Der Ball liege auch bei den Kantonen und ihren Spitälern, sagte Gesundheitsminister Alain Berset nach einem Treffen mit den kantonalen Gesundheitsdirektorinnen und -direktoren am Donnerstag vor den Medien.
Der Bundesrat habe deshalb die Kantone aufgefordert, ihre Spitalkapazitäten so anzupassen, dass sie ein Maximum an Patientinnen und Patienten versorgen könnten – auch wenn ihm völlig klar sei: Das sei angesichts des Personalmangels in dem Bereich schwierig.
Die Kantone können die Kapazitäten durchaus noch etwas erhöhen. Man muss sich einfach bewusst sein, was das bedeutet.
Bei der Konferenz der kantonalen Gesundheitsdirektorinnen und -direktoren (GDK) erwidert Sprecher Tobias Bär nun: «Die Kantone können die Kapazitäten auf den Intensivstationen für die Behandlung von Covid-19-Patientinnen und -Patienten durchaus noch etwas erhöhen. Man muss sich einfach bewusst sein, was das bedeutet.» Nämlich: Verschiebung von Operationen, weniger Behandlungsqualität.
Zwei Jahre für Zusatzausbildung
Der bundesrätliche Ausbau-Appell ist nicht neu. Schon im Sommer des vergangenen Jahres forderte der Bundesrat die Kantone auf, ihren Personalbestand insbesondere auf den Intensivstationen bei Bedarf auszubauen. Seit da sei kontinuierlich Personal ausgebildet worden, erklärt GDK-Sprecher Bär. Es sei aber nicht möglich, in dieser kurzen Zeit qualifiziertes Fachpersonal aufzustocken, eine Zusatzausbildung zur Pflegefachkraft Intensivstation (IPS) dauere zwei Jahre.

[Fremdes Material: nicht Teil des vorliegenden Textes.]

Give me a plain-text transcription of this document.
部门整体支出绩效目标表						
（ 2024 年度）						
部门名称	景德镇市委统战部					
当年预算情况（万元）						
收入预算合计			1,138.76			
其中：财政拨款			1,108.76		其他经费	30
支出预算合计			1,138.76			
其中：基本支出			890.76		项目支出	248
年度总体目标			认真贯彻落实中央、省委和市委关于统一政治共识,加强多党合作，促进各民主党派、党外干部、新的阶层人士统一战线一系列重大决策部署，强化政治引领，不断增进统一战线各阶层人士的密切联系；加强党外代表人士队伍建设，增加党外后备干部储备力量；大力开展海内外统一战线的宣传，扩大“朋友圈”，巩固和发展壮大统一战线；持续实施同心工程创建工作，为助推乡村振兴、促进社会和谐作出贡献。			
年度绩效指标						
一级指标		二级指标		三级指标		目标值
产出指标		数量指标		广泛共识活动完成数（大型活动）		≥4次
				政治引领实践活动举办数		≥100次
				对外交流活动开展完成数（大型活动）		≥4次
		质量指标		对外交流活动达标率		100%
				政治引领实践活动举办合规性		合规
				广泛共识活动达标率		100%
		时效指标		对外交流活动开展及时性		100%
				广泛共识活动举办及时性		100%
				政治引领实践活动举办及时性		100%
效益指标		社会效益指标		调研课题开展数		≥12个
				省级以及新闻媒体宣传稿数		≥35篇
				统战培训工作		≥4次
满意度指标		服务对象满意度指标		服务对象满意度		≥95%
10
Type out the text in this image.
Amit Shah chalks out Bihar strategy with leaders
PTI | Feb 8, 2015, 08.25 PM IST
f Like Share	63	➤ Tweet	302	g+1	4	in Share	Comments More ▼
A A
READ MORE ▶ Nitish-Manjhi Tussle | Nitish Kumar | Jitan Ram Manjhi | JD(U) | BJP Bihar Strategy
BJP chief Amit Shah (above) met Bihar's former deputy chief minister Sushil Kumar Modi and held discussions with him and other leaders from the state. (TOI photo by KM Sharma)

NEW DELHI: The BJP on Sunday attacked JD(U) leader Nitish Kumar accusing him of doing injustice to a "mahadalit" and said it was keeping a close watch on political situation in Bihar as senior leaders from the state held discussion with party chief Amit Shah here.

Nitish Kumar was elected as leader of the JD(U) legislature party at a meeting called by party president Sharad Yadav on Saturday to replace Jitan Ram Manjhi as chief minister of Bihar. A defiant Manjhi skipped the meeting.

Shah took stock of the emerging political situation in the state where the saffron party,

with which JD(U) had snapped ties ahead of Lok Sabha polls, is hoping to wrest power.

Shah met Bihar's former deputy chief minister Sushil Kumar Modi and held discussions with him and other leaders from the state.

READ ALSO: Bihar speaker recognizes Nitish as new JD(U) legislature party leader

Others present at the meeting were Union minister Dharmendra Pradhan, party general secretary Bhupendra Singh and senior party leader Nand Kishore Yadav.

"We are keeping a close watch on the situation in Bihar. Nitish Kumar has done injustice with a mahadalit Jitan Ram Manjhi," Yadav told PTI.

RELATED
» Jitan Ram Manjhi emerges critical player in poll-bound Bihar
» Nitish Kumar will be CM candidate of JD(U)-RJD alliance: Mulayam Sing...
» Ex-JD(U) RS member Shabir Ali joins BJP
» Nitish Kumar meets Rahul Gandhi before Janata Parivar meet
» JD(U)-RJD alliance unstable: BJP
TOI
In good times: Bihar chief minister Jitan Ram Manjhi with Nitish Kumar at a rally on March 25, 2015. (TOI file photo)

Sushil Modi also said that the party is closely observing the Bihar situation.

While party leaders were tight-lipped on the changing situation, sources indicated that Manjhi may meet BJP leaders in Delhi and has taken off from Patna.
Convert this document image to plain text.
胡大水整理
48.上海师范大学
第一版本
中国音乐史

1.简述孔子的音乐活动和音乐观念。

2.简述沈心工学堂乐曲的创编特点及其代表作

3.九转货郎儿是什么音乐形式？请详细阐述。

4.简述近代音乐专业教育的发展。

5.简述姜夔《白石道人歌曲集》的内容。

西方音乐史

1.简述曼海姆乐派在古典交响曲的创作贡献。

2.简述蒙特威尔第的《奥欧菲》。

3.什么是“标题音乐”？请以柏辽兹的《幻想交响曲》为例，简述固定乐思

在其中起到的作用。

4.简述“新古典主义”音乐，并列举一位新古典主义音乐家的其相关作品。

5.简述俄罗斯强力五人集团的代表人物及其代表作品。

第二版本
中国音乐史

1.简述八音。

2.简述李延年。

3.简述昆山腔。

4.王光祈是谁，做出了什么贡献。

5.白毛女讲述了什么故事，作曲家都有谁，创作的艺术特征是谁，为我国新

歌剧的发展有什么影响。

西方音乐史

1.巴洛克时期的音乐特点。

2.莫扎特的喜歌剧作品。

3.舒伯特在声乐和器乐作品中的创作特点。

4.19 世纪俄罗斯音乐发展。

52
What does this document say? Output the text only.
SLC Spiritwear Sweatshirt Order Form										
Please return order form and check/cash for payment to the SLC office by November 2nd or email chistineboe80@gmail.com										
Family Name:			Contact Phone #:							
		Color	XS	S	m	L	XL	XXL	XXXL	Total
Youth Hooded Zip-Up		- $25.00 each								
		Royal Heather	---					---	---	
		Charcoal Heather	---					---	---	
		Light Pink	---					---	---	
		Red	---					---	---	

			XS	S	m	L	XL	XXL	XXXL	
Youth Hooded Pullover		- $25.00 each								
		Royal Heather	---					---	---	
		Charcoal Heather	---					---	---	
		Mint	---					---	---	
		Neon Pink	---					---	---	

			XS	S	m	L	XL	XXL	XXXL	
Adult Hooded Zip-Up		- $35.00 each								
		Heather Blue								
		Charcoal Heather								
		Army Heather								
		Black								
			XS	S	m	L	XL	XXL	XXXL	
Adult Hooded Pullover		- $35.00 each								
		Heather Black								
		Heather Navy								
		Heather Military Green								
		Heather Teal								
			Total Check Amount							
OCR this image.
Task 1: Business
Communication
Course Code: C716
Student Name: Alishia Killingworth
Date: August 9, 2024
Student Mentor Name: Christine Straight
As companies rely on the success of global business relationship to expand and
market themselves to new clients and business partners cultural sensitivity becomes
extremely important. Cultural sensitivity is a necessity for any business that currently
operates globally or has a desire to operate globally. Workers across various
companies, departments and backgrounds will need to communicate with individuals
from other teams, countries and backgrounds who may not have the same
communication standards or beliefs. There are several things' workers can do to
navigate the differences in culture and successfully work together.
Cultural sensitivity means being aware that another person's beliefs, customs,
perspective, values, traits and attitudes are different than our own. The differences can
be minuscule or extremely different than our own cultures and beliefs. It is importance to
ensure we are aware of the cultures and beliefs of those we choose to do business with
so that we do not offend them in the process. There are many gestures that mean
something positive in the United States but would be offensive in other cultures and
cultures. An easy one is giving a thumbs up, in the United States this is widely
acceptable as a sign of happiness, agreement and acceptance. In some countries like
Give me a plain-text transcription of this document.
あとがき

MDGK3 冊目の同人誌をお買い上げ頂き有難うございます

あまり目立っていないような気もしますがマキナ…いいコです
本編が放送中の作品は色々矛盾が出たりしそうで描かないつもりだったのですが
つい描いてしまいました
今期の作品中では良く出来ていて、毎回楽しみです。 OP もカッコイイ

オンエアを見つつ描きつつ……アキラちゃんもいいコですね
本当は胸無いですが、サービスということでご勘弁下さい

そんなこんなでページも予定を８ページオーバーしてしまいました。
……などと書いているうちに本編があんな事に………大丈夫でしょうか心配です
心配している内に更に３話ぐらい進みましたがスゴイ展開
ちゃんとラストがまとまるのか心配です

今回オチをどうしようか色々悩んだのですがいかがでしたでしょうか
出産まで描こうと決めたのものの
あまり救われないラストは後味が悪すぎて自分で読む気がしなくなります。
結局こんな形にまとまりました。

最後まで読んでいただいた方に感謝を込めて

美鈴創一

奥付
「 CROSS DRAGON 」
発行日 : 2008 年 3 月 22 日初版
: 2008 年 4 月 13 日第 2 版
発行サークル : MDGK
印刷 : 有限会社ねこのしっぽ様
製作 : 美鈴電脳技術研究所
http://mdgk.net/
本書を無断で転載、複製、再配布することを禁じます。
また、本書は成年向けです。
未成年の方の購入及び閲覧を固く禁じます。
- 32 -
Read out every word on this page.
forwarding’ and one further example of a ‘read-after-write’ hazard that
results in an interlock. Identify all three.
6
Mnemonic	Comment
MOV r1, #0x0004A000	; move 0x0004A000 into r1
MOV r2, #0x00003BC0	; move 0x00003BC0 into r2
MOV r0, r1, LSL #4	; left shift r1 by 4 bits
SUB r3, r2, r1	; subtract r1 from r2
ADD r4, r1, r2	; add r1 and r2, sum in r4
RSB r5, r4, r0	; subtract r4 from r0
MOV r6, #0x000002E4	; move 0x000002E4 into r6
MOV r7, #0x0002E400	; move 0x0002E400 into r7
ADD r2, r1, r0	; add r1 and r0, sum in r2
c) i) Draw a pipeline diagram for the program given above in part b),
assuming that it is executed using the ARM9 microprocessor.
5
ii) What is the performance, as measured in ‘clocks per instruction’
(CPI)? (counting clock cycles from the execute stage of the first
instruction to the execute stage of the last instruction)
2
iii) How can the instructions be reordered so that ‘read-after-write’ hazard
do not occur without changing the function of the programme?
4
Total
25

Eine Erhöhung der Kapazitäten war und ist immer abhängig davon, wie viel Fachpersonal zur Verfügung steht.
Das bestätigen Betroffene: Ein Personalausbau im IPS-Bereich, so Philipp Lutz vom Kantonsspital St. Gallen, sei überhaupt nicht einfach. «Eine Erhöhung der Kapazitäten – insbesondere auf den Intensivstationen – war und ist immer abhängig davon, wie viel Fachpersonal zur Verfügung steht.» Und dieses sei schon vor der Pandemie sehr gefragt gewesen.
Das Universitätsspital Basel wiederum möchte Bersets Appell nicht kommentieren. Zu politischen Forderungen äussere man sich nicht, sagt Mediensprecherin Caroline Johnson. Sie hält aber fest: Das Spital sei vorbereitet. «Wir halten nach wie vor an unserem Eskalationskonzept fest. Und bei Bedarf wird das Dispositiv hochgefahren beziehungsweise mehr Kapazitäten geschaffen, wie bereits in der Vergangenheit.»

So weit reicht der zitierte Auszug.